5. **Done:** add Token-2022 feature routing for `transfer_fee`,
   `non_transferable`, `confidential_transfer`, and `transfer_hook`, plus a
   planner diagnostic for the incompatible `transfer_fee` +
   `non_transferable` combination documented by Solana.
6. **Done:** add offline Web3.js validation for the generated Solana token
   plans using `@solana/spl-token` instruction builders.
7. **Done:** add Surfpool live execution for the legacy SPL Token plan itself:
   mint creation, associated token account creation, initial `mint_to`,
   planned `mint_to`, `transfer_checked`, `approve`, `burn`, `revoke`, and
   mint-authority `set_authority`, with Web3.js balance/supply/delegate checks.

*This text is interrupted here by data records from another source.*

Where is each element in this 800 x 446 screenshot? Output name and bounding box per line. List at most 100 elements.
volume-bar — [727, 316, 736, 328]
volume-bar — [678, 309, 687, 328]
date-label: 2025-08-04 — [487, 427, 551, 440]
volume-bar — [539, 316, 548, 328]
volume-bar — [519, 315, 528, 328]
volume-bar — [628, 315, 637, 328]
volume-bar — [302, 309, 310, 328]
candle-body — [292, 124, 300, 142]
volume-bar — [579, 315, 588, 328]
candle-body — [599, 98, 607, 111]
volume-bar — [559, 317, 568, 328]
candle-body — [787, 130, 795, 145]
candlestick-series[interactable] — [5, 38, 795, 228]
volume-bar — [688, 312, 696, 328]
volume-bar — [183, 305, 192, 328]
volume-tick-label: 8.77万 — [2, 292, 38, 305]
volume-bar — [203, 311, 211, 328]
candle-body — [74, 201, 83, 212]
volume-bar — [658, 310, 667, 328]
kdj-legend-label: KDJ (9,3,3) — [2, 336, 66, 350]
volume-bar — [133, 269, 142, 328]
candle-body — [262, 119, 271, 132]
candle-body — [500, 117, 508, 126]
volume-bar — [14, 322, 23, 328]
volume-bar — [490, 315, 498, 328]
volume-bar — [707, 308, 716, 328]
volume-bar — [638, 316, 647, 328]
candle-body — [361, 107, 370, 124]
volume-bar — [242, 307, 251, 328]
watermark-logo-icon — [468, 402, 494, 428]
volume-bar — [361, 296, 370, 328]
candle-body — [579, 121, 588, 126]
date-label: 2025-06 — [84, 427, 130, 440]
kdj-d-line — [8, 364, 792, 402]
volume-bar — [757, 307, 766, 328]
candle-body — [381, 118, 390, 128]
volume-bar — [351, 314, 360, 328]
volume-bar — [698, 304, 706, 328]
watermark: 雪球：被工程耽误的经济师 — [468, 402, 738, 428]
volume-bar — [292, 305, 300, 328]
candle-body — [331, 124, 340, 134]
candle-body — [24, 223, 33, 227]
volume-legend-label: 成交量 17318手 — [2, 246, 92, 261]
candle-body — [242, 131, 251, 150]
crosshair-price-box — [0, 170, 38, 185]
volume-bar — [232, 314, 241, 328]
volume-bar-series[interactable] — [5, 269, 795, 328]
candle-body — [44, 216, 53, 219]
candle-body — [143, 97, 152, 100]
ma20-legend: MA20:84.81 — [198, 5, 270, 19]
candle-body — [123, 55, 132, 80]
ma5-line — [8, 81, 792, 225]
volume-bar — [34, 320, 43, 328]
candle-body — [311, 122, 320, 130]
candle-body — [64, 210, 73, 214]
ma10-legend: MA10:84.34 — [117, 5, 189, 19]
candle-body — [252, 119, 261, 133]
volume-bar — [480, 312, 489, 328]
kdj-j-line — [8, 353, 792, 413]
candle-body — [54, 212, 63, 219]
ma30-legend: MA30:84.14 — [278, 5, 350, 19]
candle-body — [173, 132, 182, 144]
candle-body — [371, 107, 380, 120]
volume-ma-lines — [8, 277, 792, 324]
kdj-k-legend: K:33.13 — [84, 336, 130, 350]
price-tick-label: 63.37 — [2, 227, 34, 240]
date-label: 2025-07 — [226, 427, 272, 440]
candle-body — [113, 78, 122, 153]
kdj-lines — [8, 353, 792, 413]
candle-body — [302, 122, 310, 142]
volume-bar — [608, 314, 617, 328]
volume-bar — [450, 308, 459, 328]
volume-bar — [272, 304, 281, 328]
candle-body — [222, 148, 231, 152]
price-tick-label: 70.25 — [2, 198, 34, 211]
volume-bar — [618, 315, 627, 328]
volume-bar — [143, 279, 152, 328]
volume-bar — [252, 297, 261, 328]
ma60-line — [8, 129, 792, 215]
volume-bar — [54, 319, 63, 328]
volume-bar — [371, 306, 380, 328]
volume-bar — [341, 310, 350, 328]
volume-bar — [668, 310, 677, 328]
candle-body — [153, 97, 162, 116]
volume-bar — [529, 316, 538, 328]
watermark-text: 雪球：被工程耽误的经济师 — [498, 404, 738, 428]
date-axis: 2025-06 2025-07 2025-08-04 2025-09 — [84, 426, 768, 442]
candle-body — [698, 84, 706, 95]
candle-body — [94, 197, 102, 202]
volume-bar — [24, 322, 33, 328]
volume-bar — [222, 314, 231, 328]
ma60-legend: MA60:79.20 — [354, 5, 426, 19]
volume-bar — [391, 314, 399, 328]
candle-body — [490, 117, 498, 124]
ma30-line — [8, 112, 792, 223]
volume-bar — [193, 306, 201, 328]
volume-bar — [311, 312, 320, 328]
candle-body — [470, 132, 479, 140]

8. **Partially done:** add Surfpool live execution for Token-2022 extension
   plans. Transfer-fee initialization and `TransferCheckedWithFee` now have a
   Surfpool/Web3.js gate, including direct withheld-fee withdraw and
   harvest-to-mint plus withdraw-from-mint flows. Non-transferable tokens now
   have a Lean `.lean` source gate that verifies `NonTransferable`
   initialization, rejected `TransferChecked`, and burn behavior. Confidential
   transfer setup and transfer-hook routing remain follow-up.
9. Add optional Solana wrapper/transfer-hook generation for custom policies.